The U.S. Supreme Court, in Colorado v. Connelly (479 U.S. 157, 1986), admitted the volunteered confession of a psychotic person on the grounds that he had not been coerced. Therefore, coercion in the interrogation is the typical focus of the mental health evaluation. In some cases, questions of voluntariness of statements are expanded by the defendant's charge that his will was overborne.
Scientific consideration of the voluntariness of confessions has been advanced most visibly by the British researcher Gudjunsson, who has conducted several protocols involving adolescent and intellectually disabled defendants. The research was too limited to draw meaningful scientific conclusions, but called attention to the vulnerability of suspects who relate to the examiner in a dependent and especially obedient manner. The dynamic between questioner and suspect bears consideration when a suspect asserts he gave a confession that he later qualifies as simply untrue, or a false confession.
Involuntary confessions differ from false confessions, however. And unfortunately, forensic examiners often have little understanding of what police may legally do in an interrogation. Is a tricked suspect an involuntary confessor? The motivations behind the intent of the suspect are so much more complex than the fears of consequences that immediately come to mind.

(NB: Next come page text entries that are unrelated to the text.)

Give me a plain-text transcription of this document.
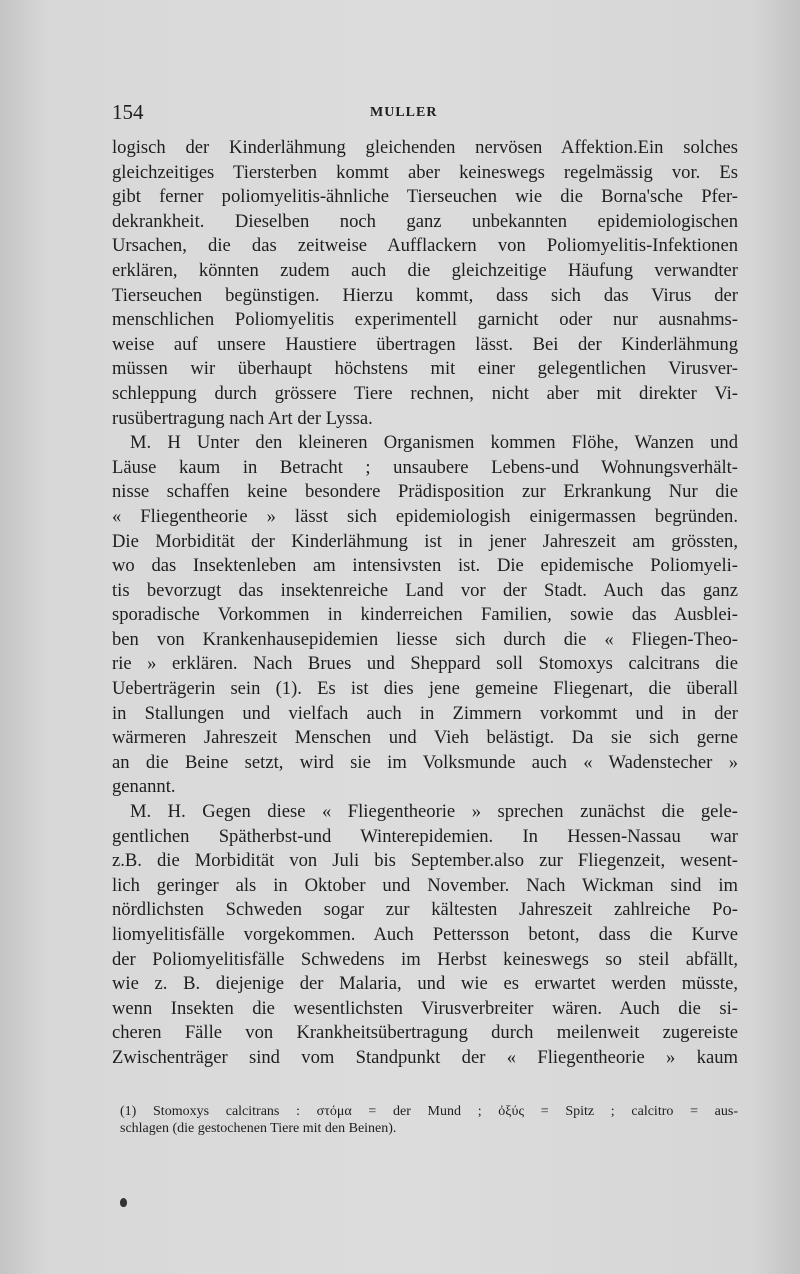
154	MULLER
logisch der Kinderlähmung gleichenden nervösen Affektion.Ein solches
gleichzeitiges Tiersterben kommt aber keineswegs regelmässig vor. Es
gibt ferner poliomyelitis-ähnliche Tierseuchen wie die Borna'sche Pfer-
dekrankheit. Dieselben noch ganz unbekannten epidemiologischen
Ursachen, die das zeitweise Aufflackern von Poliomyelitis-Infektionen
erklären, könnten zudem auch die gleichzeitige Häufung verwandter
Tierseuchen begünstigen. Hierzu kommt, dass sich das Virus der
menschlichen Poliomyelitis experimentell garnicht oder nur ausnahms-
weise auf unsere Haustiere übertragen lässt. Bei der Kinderlähmung
müssen wir überhaupt höchstens mit einer gelegentlichen Virusver-
schleppung durch grössere Tiere rechnen, nicht aber mit direkter Vi-
rusübertragung nach Art der Lyssa.
M. H Unter den kleineren Organismen kommen Flöhe, Wanzen und
Läuse kaum in Betracht ; unsaubere Lebens-und Wohnungsverhält-
nisse schaffen keine besondere Prädisposition zur Erkrankung Nur die
« Fliegentheorie » lässt sich epidemiologish einigermassen begründen.
Die Morbidität der Kinderlähmung ist in jener Jahreszeit am grössten,
wo das Insektenleben am intensivsten ist. Die epidemische Poliomyeli-
tis bevorzugt das insektenreiche Land vor der Stadt. Auch das ganz
sporadische Vorkommen in kinderreichen Familien, sowie das Ausblei-
ben von Krankenhausepidemien liesse sich durch die « Fliegen-Theo-
rie » erklären. Nach Brues und Sheppard soll Stomoxys calcitrans die
Ueberträgerin sein (1). Es ist dies jene gemeine Fliegenart, die überall
in Stallungen und vielfach auch in Zimmern vorkommt und in der
wärmeren Jahreszeit Menschen und Vieh belästigt. Da sie sich gerne
an die Beine setzt, wird sie im Volksmunde auch « Wadenstecher »
genannt.
M. H. Gegen diese « Fliegentheorie » sprechen zunächst die gele-
gentlichen Spätherbst-und Winterepidemien. In Hessen-Nassau war
z.B. die Morbidität von Juli bis September.also zur Fliegenzeit, wesent-
lich geringer als in Oktober und November. Nach Wickman sind im
nördlichsten Schweden sogar zur kältesten Jahreszeit zahlreiche Po-
liomyelitisfälle vorgekommen. Auch Pettersson betont, dass die Kurve
der Poliomyelitisfälle Schwedens im Herbst keineswegs so steil abfällt,
wie z. B. diejenige der Malaria, und wie es erwartet werden müsste,
wenn Insekten die wesentlichsten Virusverbreiter wären. Auch die si-
cheren Fälle von Krankheitsübertragung durch meilenweit zugereiste
Zwischenträger sind vom Standpunkt der « Fliegentheorie » kaum
(1) Stomoxys calcitrans : στόμα = der Mund ; ὀξύς = Spitz ; calcitro = aus-
schlagen (die gestochenen Tiere mit den Beinen).
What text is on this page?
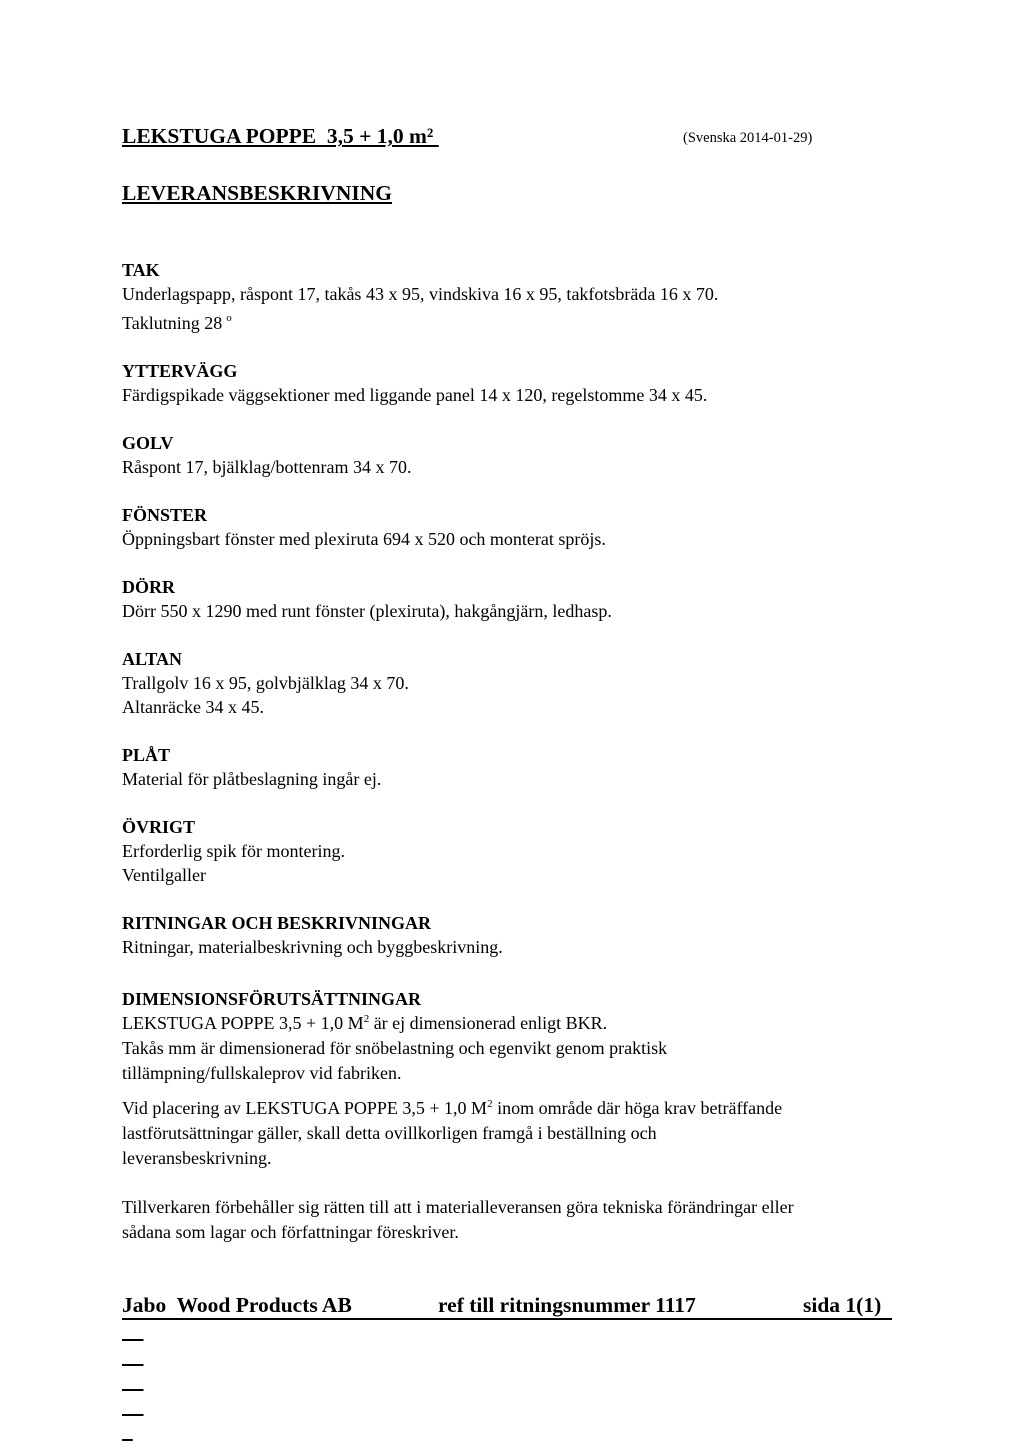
LEKSTUGA POPPE  3,5 + 1,0 m²	(Svenska 2014-01-29)
LEVERANSBESKRIVNING
TAK
Underlagspapp, råspont 17, takås 43 x 95, vindskiva 16 x 95, takfotsbräda 16 x 70.
Taklutning 28 $^o$
YTTERVÄGG
Färdigspikade väggsektioner med liggande panel 14 x 120, regelstomme 34 x 45.
GOLV
Råspont 17, bjälklag/bottenram 34 x 70.
FÖNSTER
Öppningsbart fönster med plexiruta 694 x 520 och monterat spröjs.
DÖRR
Dörr 550 x 1290 med runt fönster (plexiruta), hakgångjärn, ledhasp.
ALTAN
Trallgolv 16 x 95, golvbjälklag 34 x 70.
Altanräcke 34 x 45.
PLÅT
Material för plåtbeslagning ingår ej.
ÖVRIGT
Erforderlig spik för montering.
Ventilgaller
RITNINGAR OCH BESKRIVNINGAR
Ritningar, materialbeskrivning och byggbeskrivning.
DIMENSIONSFÖRUTSÄTTNINGAR

LEKSTUGA POPPE 3,5 + 1,0 $M^2$ är ej dimensionerad enligt BKR.
Takås mm är dimensionerad för snöbelastning och egenvikt genom praktisk
tillämpning/fullskaleprov vid fabriken.

Vid placering av LEKSTUGA POPPE 3,5 + 1,0 $M^2$ inom område där höga krav beträffande
lastförutsättningar gäller, skall detta ovillkorligen framgå i beställning och
leveransbeskrivning.

Tillverkaren förbehåller sig rätten till att i materialleveransen göra tekniska förändringar eller
sådana som lagar och författningar föreskriver.

Jabo  Wood Products AB

	ref till ritningsnummer 1117

	sida 1(1)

Subtle pressuring forces always buffet the suspect from within and without. Otherwise, law enforcement would never get a confession from anyone who initially begins questioning with a denial and series o contradictions. Perhaps there is the prospect of a plea deal for cooperation, compassionate disposition in a jail, guilty conscience o sensitivity for the victim, fear of an accomplice, fear of exposing the family to shame by more exhaustive investigation, or desire to protect someone else. When coercion does not happen, the relationship between the questioner and the suspect is predictably too superficial to result in overborne will. As for subtlety, seduction into confession requires an openness to being seduced. For this reason, questioning the defendant's expectations of the interrogation is a key component of evaluating voluntariness.
There is sufficient vagueness in what the word voluntary means scientifically to allow creative interpretation of facts by expert testimony One crude byproduct of this muddiness is the bundling of a variety of psychiatric diagnoses in an attempt to establish that the person was too sick to voluntarily offer a confession. This piling on may prompt the court to consider carefully voluntariness in the context of poignant diagnoses like posttraumatic stress disorder and battered woman syndrome. Creative psychiatric interpretation can underscore the dependent and submissive features associated with battered woman syndrome.
In reality, however, in the absence of a true record of behavior, questions, responses, and actions, extrapolating from even a correct diagnosis is a house of cards. Diagnoses have relevance to questions of voluntariness only if the facts and circumstances warrant an explanation for how a person could have her will overborne such that the confession represented an incriminating belch.
Therefore, the examiner reviewing the confession must rule out other forms of gain that might have been attached to the confession. If no prospective benefit existed, then diagnostic considerations are that much more important. In questions of involuntary confession, absent evidence of coercion, only evidence of unusual behavior warrants inclusion of psychiatric input. And at that point, court savvy must take over in order to avoid facile conclusions necessarily linking psychiatric diagnoses to decapitation.